The Court's holding bars an award of backpay under the NLRA to an undocumented worker for any period following the termination of his or her employment. Because the Commission's 1999 Enforcement Guidance relied on NLRA cases to conclude that undocumented workers are entitled to all forms of monetary relief - including post-discharge backpay - under the federal employment discrimination statutes, the Commission has decided to rescind that Guidance. The Commission will evaluate the effect Hoffman may have on the availability of monetary remedies to undocumented workers under the federal employment discrimination statutes.

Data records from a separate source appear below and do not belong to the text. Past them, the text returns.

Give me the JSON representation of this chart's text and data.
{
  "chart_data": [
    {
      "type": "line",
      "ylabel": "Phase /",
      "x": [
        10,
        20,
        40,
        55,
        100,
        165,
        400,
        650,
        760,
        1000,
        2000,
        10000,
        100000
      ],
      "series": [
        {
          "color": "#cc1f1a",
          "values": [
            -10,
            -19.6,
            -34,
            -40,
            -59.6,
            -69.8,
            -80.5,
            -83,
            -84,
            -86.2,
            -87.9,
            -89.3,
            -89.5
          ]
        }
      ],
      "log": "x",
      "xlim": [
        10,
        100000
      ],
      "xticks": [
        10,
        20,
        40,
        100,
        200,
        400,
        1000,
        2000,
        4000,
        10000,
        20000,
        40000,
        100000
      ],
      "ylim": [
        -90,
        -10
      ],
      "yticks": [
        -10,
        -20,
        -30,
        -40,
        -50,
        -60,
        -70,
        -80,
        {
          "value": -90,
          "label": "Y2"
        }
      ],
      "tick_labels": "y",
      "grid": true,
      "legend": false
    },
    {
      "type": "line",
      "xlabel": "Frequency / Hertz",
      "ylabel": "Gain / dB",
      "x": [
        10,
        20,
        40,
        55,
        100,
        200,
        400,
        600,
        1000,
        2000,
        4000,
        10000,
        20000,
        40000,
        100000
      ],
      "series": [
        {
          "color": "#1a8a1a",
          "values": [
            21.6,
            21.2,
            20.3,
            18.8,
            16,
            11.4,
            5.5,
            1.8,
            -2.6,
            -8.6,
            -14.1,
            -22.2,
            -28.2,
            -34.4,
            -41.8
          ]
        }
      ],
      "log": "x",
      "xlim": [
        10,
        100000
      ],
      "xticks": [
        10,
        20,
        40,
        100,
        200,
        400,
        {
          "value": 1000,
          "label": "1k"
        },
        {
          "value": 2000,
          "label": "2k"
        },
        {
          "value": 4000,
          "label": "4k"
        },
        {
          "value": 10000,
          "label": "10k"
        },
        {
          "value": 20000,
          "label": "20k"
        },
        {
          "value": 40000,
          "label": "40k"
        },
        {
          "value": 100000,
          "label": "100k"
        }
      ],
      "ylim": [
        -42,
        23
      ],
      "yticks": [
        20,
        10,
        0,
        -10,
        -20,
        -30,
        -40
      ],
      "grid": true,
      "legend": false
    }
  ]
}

The Supreme Court's decision in Hoffman in no way calls into question the settled principle that undocumented workers are covered by the federal employment discrimination statutes and that it is as illegal for employers to discriminate against them as it is to discriminate against individuals authorized to work. When enforcing these laws, EEOC will not, on its own initiative, inquire into a worker's immigration status. Nor will EEOC consider an individual's immigration status when examining the underlying merits of a charge. The Commission will continue vigorously to pursue charges filed by any worker covered by the federal employment discrimination laws, including charges brought by undocumented workers, and will seek appropriate relief consistent with the Supreme Court's ruling in Hoffman. Enforcing the law to protect vulnerable workers, particularly low income and immigrant workers, remains a priority for EEOC.